1) Set expectations early.
Particularly if you are part of the wedding party, it’s crucial to be upfront. Sometimes there are a slew of expectations put on the wedding party, so be clear if a $100 per person bachelorette party is something you cannot attend.
You might feel like kind of a buzzkill bringing up money, but it’s a reality of life and of weddings. It’s much better to set up those expectations early on rather than cancel last minute or spend the money anyway and feel resentment over it. You aren’t going to enjoy the bachelorette party anyway if you know you’ll need until next July to pay it off.
2) Don’t explain yourself.
It’s a natural response to apologize when you have to say no to someone, but let me be clear: it is not your responsibility to have extra funds lying around so you can jet set to Mexico for your friend’s wedding.
You are responsible for your bills, your student loan payments, feeding yourself, and saving for retirement. Those things absolutely come first and there’s no reason to apologize for that. A good friend or family member will definitely understand.
Further, the couple getting married probably doesn’t want to hear an explanation. They are stressed out about planning the small details, so they don’t need to hear an explanation of your financial situation (nor is it their business).

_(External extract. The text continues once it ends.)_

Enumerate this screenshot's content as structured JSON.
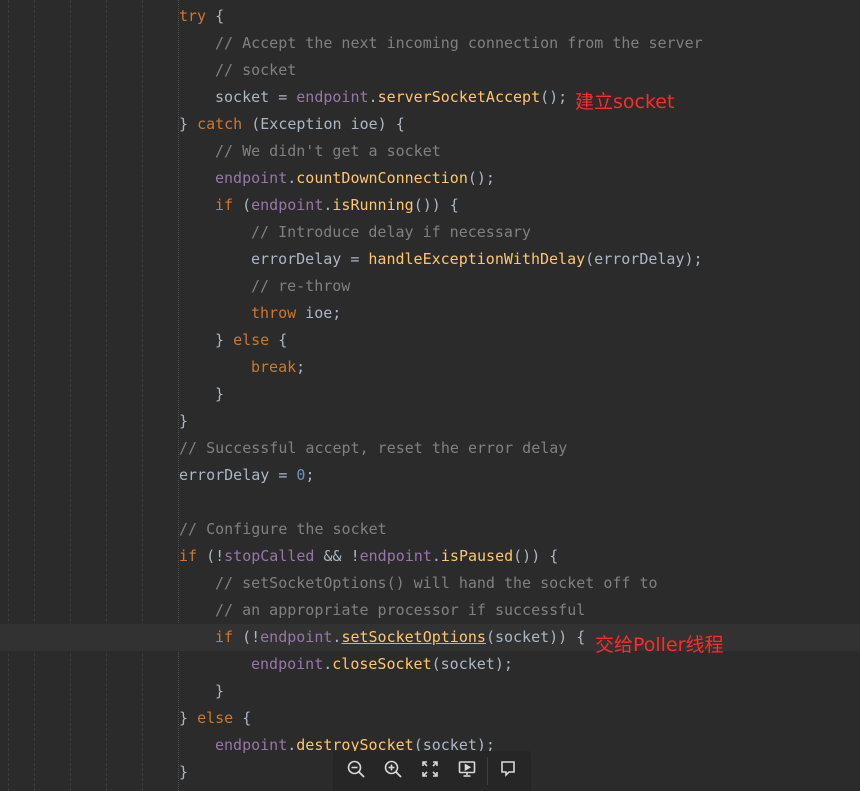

Leave it as short, sweet, and positive as possible: “I won’t be able to swing that $300 bridesmaid dress, but can I help out with centerpieces!”
3) Help in any way you can.
I had just about the simplest, no-frills wedding possible. Even with very few details that needed sorting, things got stressful and I needed all the help I could get.
Some of the most meaningful memories of the lead-up to the wedding was how supportive my friends were. One friend helped me make the bouquets out of fresh flowers from the farmer’s market, two of our friends wrote nearly the entire ceremony from start to finish, and one of them got ordained to marry us.
Several of our friends flew from other states to be there, which meant everything to us. Their presence was the only gift we needed, and I imagine that’s how most couples feel.
Don’t underestimate the value of your presence, your time, and your creativity.
4) Check out the registry right away.
In my opinion, it’s more than alright if your gift is your time and creativity. However, if you prefer not to arrive empty-handed, don’t put off looking at the registry if the couple put one together.
Likely, they included some pricey items as well as several smaller items. Scoop up a few of the smaller items right away so you aren’t stuck buying an espresso machine.
No need to feel cheap if your gift is some wash clothes and a whisk: those are on the list because the couple needs them.
5) Or, skip the registry.
Not all couples do the registry thing (in fact, I’m not sure if I know anyone who has), so if there is no registry or if all the smaller items are already claimed, do not overlook how great a homemade gift can be.
Alcoholic beverages can be quite easy to make if you plan ahead, and they can be inexpensive depending on the ingredients you choose. If the couple is less into drinking than we Wisconsin folk, look into other homemade treats like jam, preserves, or even candles. It doesn’t have to be expensive; the time and personal touch you put into it are what’s valuable.
You can also create a personal gift for the couple based on an inside joke or something they really love.
One idea for an extra-personal gift is to compile old family recipes from grandparents, aunts, and uncles, and create a family cook book with them. You could do the same with general life advice from each family member, funny stories, or predictions for the future. Who wouldn’t want to keep a book like that around forever?
6) Collaborate with others.
There is no way you’re the only person who has limited funds to spend on this wedding – seek out those other people. You can carpool to the wedding, share a hotel room, and even go in on a gift (or create something homemade together).
You don’t necessarily need to know the person. If there’s a Facebook group for the wedding, you can post a comment there asking if anyone wants to carpool (might be a little tacky to publicly ask strangers about going in on a gift, so save that for a private convo). You could even directly ask the couple if they know anyone to carpool or share a hotel room with; they will probably have a good sense of which attendees would get along.
7) Stay positive.
Weddings can be stressful for everyone, not just the happy couple. Ultimately, the day is about them. Keep the focus on what you can do to help them out and be supportive of them, not on what you can’t do or what you wish you could do.
Even if you cannot physically be there, write a heartfelt card about how happy you are for them and how excited you are to see pictures (again, not an apology or explanation for why you aren’t there!).
They might not remember who bought them the espresso maker five years from now, but they will probably remember who brought endless positivity and support into their special day.